NVIDIA / OpenSeq2Seq

Toolkit for efficient experimentation with Speech Recognition, Text2Speech and NLP
https://nvidia.github.io/OpenSeq2Seq
Apache License 2.0
1.54k stars 371 forks source link

Question: why cudnn gru performs better than vanilla tensorflow gru? #450

Closed wanglouis49 closed 5 years ago

wanglouis49 commented 5 years ago

I have run Deep Speech 2 models, both small and large, with or without cudnn. I notice the model using cudnn converges much faster even though other settings are exactly the same. To clarify, I mean eval_loss/wer vs step instead of training time.
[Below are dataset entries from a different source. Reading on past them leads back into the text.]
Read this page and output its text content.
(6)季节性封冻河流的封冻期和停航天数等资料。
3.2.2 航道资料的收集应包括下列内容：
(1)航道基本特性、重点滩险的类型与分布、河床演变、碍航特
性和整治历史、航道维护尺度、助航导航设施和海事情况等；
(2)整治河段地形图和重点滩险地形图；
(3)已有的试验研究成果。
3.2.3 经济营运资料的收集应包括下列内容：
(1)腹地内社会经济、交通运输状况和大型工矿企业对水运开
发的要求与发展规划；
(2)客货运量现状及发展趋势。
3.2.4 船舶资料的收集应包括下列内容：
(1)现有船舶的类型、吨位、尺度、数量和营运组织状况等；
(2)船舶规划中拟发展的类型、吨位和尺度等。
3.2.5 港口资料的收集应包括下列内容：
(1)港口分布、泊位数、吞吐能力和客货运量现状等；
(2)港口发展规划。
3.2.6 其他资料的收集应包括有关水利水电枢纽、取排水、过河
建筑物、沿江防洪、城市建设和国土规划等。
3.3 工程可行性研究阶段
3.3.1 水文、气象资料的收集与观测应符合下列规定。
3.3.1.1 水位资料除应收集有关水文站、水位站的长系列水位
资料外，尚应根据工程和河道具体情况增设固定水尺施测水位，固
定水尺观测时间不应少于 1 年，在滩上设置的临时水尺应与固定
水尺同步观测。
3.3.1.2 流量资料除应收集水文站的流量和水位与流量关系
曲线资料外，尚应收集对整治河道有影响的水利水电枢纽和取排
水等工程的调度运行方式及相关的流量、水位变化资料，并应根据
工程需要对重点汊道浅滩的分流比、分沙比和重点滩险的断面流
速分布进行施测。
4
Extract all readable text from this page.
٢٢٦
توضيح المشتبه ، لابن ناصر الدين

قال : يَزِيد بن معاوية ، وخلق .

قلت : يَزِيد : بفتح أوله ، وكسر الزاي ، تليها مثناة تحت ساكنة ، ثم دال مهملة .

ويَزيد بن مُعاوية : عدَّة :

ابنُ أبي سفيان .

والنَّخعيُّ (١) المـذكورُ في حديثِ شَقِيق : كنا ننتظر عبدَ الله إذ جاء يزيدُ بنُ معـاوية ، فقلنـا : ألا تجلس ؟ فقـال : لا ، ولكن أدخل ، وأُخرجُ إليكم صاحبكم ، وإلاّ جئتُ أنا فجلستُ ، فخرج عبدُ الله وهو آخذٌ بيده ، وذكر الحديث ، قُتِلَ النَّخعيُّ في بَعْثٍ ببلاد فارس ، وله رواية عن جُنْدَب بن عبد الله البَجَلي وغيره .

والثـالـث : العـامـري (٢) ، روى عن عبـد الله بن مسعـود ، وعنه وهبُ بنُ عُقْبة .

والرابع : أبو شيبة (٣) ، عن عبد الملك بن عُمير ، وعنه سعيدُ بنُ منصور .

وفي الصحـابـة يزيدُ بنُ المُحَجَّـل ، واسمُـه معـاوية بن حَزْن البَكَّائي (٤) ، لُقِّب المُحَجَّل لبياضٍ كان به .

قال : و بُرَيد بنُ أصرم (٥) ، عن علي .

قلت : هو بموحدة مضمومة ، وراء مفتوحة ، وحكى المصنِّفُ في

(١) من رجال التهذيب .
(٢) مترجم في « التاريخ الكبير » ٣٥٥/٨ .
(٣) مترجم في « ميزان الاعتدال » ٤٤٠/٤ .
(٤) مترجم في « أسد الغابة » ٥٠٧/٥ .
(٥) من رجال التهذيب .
Any expert on cudnn could answer why is this happening?

borisgin commented 5 years ago

Was training in float or in mixed precision?

wanglouis49 commented 5 years ago

It's in float32. No mixed precision. Below is an example from ds2_small_1gpu.py, blue curve is when using cudnn_gru, and red is tensorflow gpu.

Screen Shot 2019-05-29 at 3 01 53 pm
borisgin commented 5 years ago

Cudnn GRU is slightly different from TF GRU: see https://www.tensorflow.org/api_docs/python/tf/contrib/cudnn_rnn/CudnnCompatibleGRUCell

wanglouis49 commented 5 years ago

It is interesting to know that it causes a considerably big difference in this case. Thanks.